The Sixth Assessment Report of the Intergovernmental Panel on Climate Change (IPCC)
The IPCC Working Group I report, Climate Change 2021: the Physical Science Basis, is the first instalment of the IPCC’s Sixth Assessment Report (AR6), which will be completed in 2022. On 6th August 2021, the report got approval by 195 member governments of the IPCC, through a virtual approval session.
The report addresses the most updated physical understanding of the climate system and climate change, bringing together the latest advances in climate science, and combining multiple lines of evidence from paleoclimate, observations, process understanding, global and regional climate simulations. It shows how and why climate has changed to date, and the improved understanding of human influence on a wider range of climate characteristics, including extreme events. There will be a greater focus on regional information that can be used for climate risk assessments.
The report suggest that scientists are observing changes in the Earth’s climate in every region and across the whole climate system. Many of the changes observed in the climate are irreversible over hundreds to thousands of years. However, strong and sustained reductions in emissions of carbon dioxide (CO2) and other greenhouse gases would limit climate change.
The report provides new estimates of the chances of crossing the global warming level of 1.5°C in the next decades, and reveals that unless there are immediate, rapid and large-scale reductions in greenhouse gas emissions, limiting warming to close to 1.5°C or even 2°C will be beyond reach.
The report shows that emissions of greenhouse gases from human activities are responsible for approximately 1.1°C of warming since 1850-1900, and finds that averaged over the next 20 years, global temperature is expected to reach or exceed 1.5°C of warming. This assessment is based on improved observational datasets to assess historical warming, as well progress in scientific understanding of the response of the climate system to human-caused greenhouse gas emissions.
Every region facing increasing changes
Many characteristics of climate change directly depend on the level of global warming, but what people experience is often very different to the global average. For example, warming over land is larger than the global average, and it is more than twice as high in the Arctic.

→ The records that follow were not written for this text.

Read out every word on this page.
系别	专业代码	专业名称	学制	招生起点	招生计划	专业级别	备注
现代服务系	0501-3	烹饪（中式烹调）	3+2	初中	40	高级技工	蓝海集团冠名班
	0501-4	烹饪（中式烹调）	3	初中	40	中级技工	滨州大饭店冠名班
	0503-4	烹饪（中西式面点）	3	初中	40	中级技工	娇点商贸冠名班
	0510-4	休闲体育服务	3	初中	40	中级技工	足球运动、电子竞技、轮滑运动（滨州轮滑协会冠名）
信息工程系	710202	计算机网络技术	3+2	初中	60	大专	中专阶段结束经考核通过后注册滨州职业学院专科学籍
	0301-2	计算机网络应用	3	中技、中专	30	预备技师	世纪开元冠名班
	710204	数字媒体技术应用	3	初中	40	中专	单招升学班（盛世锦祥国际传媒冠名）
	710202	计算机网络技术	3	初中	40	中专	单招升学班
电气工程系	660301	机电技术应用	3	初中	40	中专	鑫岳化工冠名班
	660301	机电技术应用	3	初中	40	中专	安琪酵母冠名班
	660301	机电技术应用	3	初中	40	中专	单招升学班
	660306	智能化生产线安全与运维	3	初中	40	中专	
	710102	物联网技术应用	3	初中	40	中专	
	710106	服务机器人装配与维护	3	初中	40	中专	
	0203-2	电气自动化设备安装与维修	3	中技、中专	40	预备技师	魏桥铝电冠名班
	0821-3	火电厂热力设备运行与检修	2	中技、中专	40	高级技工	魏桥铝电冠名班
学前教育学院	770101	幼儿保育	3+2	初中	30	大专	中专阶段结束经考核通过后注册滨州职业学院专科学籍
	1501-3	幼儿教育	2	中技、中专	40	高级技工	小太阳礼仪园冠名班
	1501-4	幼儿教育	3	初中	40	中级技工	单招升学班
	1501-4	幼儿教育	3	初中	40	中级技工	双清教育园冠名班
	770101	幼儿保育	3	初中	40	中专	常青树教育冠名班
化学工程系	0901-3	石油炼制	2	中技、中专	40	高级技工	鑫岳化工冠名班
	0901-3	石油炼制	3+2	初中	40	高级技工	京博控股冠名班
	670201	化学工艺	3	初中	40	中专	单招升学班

The report projects that in the coming decades climate changes will increase in all regions. For 1.5°C of global warming, there will be increasing heat waves, longer warm seasons and shorter cold seasons. At 2°C of global warming, heat extremes would more often reach critical tolerance thresholds for agriculture and health, the report shows.

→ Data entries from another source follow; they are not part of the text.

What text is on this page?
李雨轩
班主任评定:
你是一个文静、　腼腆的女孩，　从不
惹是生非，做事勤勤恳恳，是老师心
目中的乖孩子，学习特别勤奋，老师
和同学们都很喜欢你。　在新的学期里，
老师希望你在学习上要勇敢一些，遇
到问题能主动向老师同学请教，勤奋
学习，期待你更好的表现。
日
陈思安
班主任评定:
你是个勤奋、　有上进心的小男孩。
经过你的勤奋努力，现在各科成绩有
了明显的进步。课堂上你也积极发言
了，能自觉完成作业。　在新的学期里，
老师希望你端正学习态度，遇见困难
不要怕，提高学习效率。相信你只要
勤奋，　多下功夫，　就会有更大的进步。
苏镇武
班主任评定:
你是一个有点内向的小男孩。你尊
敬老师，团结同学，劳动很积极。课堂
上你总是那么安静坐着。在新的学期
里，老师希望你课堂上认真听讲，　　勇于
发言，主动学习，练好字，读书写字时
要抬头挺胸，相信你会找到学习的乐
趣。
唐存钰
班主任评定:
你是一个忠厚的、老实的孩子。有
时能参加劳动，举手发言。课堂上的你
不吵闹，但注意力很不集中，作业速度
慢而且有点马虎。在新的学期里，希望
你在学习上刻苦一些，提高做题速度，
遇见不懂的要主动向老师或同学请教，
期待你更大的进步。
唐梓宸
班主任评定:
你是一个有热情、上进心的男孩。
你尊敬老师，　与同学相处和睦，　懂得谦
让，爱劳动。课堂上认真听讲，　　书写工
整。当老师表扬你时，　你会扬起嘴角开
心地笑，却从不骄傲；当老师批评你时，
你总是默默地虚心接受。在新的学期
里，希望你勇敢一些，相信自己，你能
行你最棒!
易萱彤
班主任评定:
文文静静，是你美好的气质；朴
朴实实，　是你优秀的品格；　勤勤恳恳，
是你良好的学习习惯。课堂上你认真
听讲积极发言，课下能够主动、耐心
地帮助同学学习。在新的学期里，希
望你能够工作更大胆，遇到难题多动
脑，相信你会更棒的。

But it is not just about temperature. Climate change is bringing multiple different changes in different regions – which will all increase with further warming. These include changes to wetness and dryness, to winds, snow and ice, coastal areas and oceans. For example:
Climate change is intensifying the water cycle. This brings more intense rainfall and associated flooding, as well as more intense drought in many regions. Climate change is affecting rainfall patterns. In high latitudes, precipitation is likely to increase, while it is projected to decrease over large parts of the subtropics. Changes to monsoon precipitation are expected, which will vary by region.

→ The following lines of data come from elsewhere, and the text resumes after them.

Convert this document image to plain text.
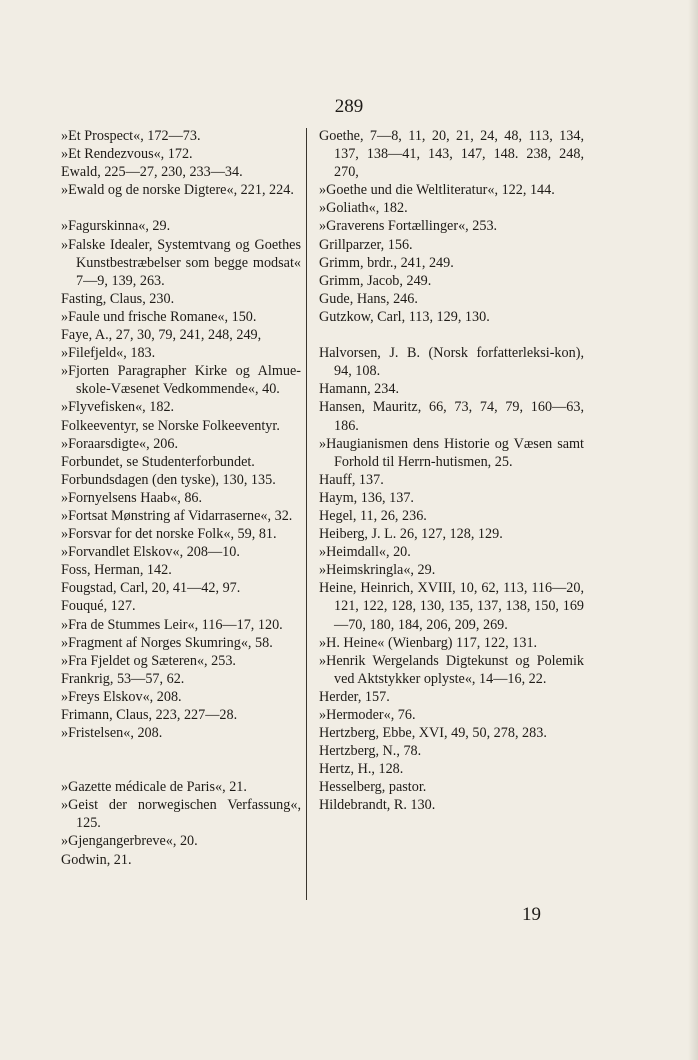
289
»Et Prospect«, 172—73.
»Et Rendezvous«, 172.
Ewald, 225—27, 230, 233—34.
»Ewald og de norske Digtere«, 221, 224.
»Fagurskinna«, 29.
»Falske Idealer, Systemtvang og Goethes Kunstbestræbelser som begge modsat« 7—9, 139, 263.
Fasting, Claus, 230.
»Faule und frische Romane«, 150.
Faye, A., 27, 30, 79, 241, 248, 249,
»Filefjeld«, 183.
»Fjorten Paragrapher Kirke og Almue-skole-Væsenet Vedkommende«, 40.
»Flyvefisken«, 182.
Folkeeventyr, se Norske Folkeeventyr.
»Foraarsdigte«, 206.
Forbundet, se Studenterforbundet.
Forbundsdagen (den tyske), 130, 135.
»Fornyelsens Haab«, 86.
»Fortsat Mønstring af Vidarraserne«, 32.
»Forsvar for det norske Folk«, 59, 81.
»Forvandlet Elskov«, 208—10.
Foss, Herman, 142.
Fougstad, Carl, 20, 41—42, 97.
Fouqué, 127.
»Fra de Stummes Leir«, 116—17, 120.
»Fragment af Norges Skumring«, 58.
»Fra Fjeldet og Sæteren«, 253.
Frankrig, 53—57, 62.
»Freys Elskov«, 208.
Frimann, Claus, 223, 227—28.
»Fristelsen«, 208.
»Gazette médicale de Paris«, 21.
»Geist der norwegischen Verfassung«, 125.
»Gjengangerbreve«, 20.
Godwin, 21.
Goethe, 7—8, 11, 20, 21, 24, 48, 113, 134, 137, 138—41, 143, 147, 148. 238, 248, 270,
»Goethe und die Weltliteratur«, 122, 144.
»Goliath«, 182.
»Graverens Fortællinger«, 253.
Grillparzer, 156.
Grimm, brdr., 241, 249.
Grimm, Jacob, 249.
Gude, Hans, 246.
Gutzkow, Carl, 113, 129, 130.
Halvorsen, J. B. (Norsk forfatterleksi-kon), 94, 108.
Hamann, 234.
Hansen, Mauritz, 66, 73, 74, 79, 160—63, 186.
»Haugianismen dens Historie og Væsen samt Forhold til Herrn-hutismen, 25.
Hauff, 137.
Haym, 136, 137.
Hegel, 11, 26, 236.
Heiberg, J. L. 26, 127, 128, 129.
»Heimdall«, 20.
»Heimskringla«, 29.
Heine, Heinrich, XVIII, 10, 62, 113, 116—20, 121, 122, 128, 130, 135, 137, 138, 150, 169—70, 180, 184, 206, 209, 269.
»H. Heine« (Wienbarg) 117, 122, 131.
»Henrik Wergelands Digtekunst og Polemik ved Aktstykker oplyste«, 14—16, 22.
Herder, 157.
»Hermoder«, 76.
Hertzberg, Ebbe, XVI, 49, 50, 278, 283.
Hertzberg, N., 78.
Hertz, H., 128.
Hesselberg, pastor.
Hildebrandt, R. 130.
19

For the first time, the Sixth Assessment Report provides a more detailed regional assessment of climate change, including a focus on useful information that can inform risk assessment, adaptation, and other decision-making, and a new framework that helps translate physical changes in the climate – heat, cold, rain, drought, snow, wind, coastal flooding and more – into what they mean for society and ecosystems.
Human influence on the past and future climate
The new report also reflects major advances in the science of attribution – understanding the role of climate change in intensifying specific weather and climate events such as extreme heat waves and heavy rainfall events.
The report also shows that human actions still have the potential to determine the future course of climate. The evidence is clear that carbon dioxide (CO2) is the main driver of climate change, even as other greenhouse gases and air pollutants also affect the climate. Stabilizing the climate will require strong, rapid, and sustained reductions in greenhouse gas emissions, and reaching net zero CO2 emissions. Limiting other greenhouse gases and air pollutants will benefits both for health and the climate.